Tuesday, March 4, 2014
Chapter 27: The superior's care for the excommunicated
Therefore the superior should use every curative skill as a wise doctor does, for instance by sending in senpectae, that is, mature and wise senior members of the community who may discreetly bring counsel to one who is in a state of uncertainty and confusion; their task will be to show the sinner the way to humble reconciliation and also to bring consolation, as St Paul also urges, to one in danger of being overwhelmed by excessive sorrow and in need of the reaffirmation of love which everyone in the community must achieve through their prayer. (From para. 1 of Ch. 27 of Saint Benedict's Rule, trans. by Patrick Barry, OSB, 1997.)
For me, a crucial part of living is learning to engage with suffering. This morning, Benedict's passage speaks to me of the divinized power of spiritual friendship, of communion in silence, and of the energy of shared prayer.
Monday, March 3, 2014
Chapter 26: Unlawful association with the excommunicated
If any member of the community presumes without the permission of the abbot or abbess to associate in any way or speak or give instructions to one who has been excommunicated then that person should receive exactly the same punishment of excommunication. (Ch. 26 of Saint Benedict's Rule, trans. by Patrick Barry, OSB, 1997.)
I've had to learn -- the hard way -- that good communication (or my idea of it) is not necessarily the pinnacle of human relationship. Love, patience, kindness, prayer -- the fruits of the Spirit -- create the kingdom of God on earth.
Sunday, March 2, 2014
Chapter 25: Punishment for more serious faults
None of the community should associate with or talk to the guilty person, who is to persevere alone in sorrow and penance in whatever work has been allotted, remembering St Paul's fearful judgement when he wrote to the Corinthians that: such a one should be handed over for the destruction of the flesh so that the spirit may be saved on the day of the Lord. (From Ch. 25 of Saint Benedict's Rule, trans. by Patrick Barry, OSB, 1997.)
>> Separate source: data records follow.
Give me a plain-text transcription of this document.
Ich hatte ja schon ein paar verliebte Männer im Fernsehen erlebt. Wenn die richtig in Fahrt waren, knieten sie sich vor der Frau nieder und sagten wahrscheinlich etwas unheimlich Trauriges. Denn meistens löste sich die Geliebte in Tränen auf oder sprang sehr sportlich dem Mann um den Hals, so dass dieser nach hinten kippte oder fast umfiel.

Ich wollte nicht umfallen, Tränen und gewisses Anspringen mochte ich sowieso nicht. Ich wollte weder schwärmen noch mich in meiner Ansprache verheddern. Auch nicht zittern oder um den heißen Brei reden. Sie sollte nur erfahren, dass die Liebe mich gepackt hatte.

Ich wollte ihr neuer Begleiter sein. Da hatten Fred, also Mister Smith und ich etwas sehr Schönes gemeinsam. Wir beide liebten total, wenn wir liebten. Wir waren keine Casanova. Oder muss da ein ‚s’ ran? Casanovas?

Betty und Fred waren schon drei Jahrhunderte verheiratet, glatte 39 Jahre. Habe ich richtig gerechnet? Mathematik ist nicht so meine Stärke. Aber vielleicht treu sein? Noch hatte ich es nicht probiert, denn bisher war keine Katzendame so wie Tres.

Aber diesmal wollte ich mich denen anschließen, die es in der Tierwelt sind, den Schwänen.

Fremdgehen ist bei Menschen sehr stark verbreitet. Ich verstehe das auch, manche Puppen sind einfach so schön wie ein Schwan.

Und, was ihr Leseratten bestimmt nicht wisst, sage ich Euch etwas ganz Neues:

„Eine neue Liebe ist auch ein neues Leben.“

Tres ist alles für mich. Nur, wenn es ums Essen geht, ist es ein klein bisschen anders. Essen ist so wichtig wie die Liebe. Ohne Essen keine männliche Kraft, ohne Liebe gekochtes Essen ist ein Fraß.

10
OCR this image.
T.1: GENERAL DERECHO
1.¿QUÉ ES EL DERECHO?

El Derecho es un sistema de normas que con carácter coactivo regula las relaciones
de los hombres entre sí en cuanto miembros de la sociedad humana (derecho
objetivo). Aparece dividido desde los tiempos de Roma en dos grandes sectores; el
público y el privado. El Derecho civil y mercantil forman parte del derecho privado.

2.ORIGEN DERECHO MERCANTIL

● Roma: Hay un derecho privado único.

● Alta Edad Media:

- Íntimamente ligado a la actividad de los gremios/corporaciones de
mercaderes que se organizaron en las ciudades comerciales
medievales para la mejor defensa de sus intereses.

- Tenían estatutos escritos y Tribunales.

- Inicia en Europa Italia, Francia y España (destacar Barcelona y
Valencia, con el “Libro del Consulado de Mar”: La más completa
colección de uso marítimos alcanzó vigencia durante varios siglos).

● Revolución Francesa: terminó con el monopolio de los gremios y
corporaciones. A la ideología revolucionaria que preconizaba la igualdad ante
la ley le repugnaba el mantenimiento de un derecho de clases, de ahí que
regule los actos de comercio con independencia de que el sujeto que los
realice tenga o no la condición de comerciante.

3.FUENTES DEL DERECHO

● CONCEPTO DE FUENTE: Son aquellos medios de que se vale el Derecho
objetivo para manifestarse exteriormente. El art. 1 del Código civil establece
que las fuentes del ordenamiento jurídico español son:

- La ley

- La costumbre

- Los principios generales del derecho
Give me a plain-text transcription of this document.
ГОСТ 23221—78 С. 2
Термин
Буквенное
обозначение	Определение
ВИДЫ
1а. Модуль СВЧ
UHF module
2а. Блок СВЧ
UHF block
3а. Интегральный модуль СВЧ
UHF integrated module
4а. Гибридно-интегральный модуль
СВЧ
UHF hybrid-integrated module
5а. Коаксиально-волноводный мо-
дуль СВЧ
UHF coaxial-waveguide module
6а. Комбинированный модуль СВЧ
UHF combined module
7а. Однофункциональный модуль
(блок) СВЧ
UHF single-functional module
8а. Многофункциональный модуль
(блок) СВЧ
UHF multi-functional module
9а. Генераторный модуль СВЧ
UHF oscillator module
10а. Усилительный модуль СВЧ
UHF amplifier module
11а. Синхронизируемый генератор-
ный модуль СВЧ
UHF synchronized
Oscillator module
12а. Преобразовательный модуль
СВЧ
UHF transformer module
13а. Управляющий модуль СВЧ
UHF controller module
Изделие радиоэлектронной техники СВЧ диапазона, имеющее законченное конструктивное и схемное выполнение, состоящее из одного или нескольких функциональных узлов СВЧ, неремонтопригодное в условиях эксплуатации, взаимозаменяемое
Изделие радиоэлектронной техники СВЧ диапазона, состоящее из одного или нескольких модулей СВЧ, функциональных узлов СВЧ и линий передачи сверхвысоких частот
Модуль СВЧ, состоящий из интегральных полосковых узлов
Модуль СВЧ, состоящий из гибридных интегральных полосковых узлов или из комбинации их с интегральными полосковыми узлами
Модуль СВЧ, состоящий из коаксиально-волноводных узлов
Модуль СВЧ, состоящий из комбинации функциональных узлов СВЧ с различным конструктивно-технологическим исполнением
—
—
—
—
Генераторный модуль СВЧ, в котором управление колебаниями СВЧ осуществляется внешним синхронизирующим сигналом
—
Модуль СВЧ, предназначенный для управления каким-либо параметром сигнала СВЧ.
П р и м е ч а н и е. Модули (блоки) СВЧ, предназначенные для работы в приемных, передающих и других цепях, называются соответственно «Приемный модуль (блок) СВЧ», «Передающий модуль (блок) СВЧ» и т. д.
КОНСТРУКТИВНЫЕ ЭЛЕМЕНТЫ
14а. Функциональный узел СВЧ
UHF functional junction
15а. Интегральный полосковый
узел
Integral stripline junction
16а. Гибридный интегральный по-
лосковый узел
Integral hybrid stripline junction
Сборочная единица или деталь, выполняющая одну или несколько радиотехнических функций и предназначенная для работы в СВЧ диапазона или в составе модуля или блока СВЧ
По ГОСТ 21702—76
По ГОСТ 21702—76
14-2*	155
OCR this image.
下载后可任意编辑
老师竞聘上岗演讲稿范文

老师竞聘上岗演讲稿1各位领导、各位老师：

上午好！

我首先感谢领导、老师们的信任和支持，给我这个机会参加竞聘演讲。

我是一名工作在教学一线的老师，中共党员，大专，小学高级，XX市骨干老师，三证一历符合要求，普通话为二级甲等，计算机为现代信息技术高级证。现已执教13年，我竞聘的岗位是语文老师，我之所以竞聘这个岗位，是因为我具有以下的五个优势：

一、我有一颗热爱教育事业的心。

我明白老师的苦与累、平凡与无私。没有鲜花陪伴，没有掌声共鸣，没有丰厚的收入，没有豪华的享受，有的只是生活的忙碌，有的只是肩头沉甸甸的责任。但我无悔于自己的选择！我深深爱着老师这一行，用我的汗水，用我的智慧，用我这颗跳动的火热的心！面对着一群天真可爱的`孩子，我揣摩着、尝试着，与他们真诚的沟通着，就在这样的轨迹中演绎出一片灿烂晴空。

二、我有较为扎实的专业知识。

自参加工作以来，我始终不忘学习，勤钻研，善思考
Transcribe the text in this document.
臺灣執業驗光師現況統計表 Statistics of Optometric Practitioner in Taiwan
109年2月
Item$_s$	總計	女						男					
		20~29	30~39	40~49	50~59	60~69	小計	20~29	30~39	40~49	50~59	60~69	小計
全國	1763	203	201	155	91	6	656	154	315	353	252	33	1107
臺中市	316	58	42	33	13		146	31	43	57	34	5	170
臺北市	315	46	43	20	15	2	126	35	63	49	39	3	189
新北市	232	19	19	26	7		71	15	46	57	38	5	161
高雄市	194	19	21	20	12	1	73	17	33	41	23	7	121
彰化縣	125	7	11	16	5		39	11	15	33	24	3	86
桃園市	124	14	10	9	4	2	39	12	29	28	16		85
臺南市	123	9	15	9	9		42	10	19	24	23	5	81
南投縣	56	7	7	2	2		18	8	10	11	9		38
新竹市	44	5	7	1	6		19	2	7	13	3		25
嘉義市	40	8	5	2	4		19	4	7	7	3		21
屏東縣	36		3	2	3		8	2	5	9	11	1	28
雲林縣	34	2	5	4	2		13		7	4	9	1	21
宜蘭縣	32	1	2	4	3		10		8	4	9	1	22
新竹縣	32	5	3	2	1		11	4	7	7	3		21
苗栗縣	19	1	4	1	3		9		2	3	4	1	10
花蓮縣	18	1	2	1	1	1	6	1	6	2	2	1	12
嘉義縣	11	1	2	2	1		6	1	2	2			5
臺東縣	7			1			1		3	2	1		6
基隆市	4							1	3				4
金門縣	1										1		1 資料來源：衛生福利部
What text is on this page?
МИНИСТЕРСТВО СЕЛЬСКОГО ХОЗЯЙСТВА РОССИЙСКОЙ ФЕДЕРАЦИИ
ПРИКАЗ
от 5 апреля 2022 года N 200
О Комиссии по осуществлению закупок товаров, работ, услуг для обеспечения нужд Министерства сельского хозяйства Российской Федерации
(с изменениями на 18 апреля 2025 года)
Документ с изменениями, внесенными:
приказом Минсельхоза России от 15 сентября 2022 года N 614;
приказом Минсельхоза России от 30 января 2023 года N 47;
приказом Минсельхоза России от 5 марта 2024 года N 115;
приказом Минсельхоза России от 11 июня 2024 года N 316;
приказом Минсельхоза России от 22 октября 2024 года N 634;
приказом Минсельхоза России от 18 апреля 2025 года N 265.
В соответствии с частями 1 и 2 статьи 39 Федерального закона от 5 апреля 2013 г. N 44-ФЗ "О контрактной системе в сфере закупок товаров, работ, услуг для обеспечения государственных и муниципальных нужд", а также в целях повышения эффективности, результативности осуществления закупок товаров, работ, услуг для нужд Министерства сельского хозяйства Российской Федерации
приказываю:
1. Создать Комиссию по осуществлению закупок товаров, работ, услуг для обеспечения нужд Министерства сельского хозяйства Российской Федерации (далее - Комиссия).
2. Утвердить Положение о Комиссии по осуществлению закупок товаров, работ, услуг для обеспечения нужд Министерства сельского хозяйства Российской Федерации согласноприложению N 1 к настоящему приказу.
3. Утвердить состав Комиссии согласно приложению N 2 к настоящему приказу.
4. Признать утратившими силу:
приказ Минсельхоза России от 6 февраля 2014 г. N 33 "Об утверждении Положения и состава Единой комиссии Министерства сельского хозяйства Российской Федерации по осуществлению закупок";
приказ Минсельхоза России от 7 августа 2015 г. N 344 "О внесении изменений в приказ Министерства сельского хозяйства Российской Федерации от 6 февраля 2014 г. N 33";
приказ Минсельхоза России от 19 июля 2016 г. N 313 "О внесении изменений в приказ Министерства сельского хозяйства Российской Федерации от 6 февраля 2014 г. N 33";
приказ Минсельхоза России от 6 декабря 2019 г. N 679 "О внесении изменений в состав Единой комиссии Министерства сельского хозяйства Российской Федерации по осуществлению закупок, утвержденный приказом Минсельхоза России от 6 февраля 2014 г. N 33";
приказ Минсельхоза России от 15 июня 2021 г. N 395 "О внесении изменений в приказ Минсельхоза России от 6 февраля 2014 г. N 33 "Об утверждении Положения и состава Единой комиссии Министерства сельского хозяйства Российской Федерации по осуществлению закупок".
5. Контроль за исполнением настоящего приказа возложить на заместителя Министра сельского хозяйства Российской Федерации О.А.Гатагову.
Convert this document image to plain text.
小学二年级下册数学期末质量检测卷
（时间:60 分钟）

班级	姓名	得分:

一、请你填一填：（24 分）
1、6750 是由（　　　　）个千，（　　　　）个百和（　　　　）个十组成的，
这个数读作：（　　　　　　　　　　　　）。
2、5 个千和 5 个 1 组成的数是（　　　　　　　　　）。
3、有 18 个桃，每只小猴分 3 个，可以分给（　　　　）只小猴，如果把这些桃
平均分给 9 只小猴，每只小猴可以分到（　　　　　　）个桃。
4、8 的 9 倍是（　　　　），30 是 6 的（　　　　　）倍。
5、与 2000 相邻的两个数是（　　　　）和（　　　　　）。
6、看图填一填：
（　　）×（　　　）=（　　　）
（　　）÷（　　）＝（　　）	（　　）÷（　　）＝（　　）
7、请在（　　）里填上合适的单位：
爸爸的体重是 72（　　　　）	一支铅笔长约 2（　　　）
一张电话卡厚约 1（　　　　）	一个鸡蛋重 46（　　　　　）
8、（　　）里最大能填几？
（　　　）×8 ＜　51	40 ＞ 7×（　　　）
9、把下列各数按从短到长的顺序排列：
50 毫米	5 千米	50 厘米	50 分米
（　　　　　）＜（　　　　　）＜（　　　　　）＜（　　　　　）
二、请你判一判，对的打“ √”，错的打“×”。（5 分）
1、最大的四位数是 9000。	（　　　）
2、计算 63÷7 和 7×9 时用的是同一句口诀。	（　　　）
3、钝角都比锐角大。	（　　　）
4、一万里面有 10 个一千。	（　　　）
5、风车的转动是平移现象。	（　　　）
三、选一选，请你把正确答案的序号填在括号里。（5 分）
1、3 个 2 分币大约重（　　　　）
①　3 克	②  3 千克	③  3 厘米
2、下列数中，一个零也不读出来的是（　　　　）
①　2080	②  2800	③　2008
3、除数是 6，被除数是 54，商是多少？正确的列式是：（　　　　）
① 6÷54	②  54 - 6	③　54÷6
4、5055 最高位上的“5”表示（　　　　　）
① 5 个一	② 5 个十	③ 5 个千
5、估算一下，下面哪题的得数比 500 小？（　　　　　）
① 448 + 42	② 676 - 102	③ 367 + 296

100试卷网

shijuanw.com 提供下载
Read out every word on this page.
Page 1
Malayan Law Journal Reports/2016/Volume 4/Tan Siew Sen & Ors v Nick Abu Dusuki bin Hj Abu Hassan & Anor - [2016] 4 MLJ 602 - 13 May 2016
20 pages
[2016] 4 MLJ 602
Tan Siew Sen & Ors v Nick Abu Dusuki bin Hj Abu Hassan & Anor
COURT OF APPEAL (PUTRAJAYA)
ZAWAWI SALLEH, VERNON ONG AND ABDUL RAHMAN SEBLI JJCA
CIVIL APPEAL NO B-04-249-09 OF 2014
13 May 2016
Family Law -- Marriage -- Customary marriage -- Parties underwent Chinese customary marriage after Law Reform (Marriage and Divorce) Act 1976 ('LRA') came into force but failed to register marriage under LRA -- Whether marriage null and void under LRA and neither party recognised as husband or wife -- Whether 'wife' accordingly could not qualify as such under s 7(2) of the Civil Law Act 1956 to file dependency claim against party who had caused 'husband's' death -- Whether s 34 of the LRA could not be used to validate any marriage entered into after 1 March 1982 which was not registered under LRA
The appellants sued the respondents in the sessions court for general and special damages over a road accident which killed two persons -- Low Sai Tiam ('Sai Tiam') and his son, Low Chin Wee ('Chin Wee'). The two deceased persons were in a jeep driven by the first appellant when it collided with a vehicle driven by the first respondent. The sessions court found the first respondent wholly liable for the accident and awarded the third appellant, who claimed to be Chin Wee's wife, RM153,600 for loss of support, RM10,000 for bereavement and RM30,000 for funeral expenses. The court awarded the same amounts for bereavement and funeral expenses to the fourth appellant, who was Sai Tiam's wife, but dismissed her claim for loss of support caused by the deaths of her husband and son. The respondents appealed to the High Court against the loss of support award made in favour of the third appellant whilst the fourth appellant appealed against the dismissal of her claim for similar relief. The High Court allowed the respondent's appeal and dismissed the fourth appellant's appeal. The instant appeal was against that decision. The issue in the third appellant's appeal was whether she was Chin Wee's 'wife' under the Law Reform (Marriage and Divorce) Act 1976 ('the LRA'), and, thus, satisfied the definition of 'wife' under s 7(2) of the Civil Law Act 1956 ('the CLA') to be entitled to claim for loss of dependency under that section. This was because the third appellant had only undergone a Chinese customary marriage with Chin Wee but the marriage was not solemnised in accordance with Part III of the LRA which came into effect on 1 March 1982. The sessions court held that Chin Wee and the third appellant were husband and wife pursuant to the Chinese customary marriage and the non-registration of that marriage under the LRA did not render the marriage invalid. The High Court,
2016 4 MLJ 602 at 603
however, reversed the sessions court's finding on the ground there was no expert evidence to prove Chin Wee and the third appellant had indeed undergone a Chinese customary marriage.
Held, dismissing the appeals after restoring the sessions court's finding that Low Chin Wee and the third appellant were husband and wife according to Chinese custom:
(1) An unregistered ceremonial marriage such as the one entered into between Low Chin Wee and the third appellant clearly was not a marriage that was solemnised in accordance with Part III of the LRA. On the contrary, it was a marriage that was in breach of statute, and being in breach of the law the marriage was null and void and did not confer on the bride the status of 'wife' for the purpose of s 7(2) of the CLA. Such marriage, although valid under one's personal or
At first this passage sounds almost horrible to me, like shunning. But this is different; this is surrounding the suffering one with self-controlled love and respect and the means of redemption. Sorrow and penance -- silence and solitude -- these are requirements for self-knowledge, and for finding God within.
Saturday, March 1, 2014
Chapter 24: Different degrees of severity in punishment
The severity of excommunication or any other punishment should correspond to the gravity of the fault committed, and it is for the superior to decide about the seriousness of faults. (From Ch. 24 of Saint Benedict's Rule, trans. by Patrick Barry, OSB, 1997.)
What if my reactions to others were always appropriate to the circumstances? Not too dramatic or egotistical, too agitated or withdrawn? I would be living in the present moment, in the reality of God.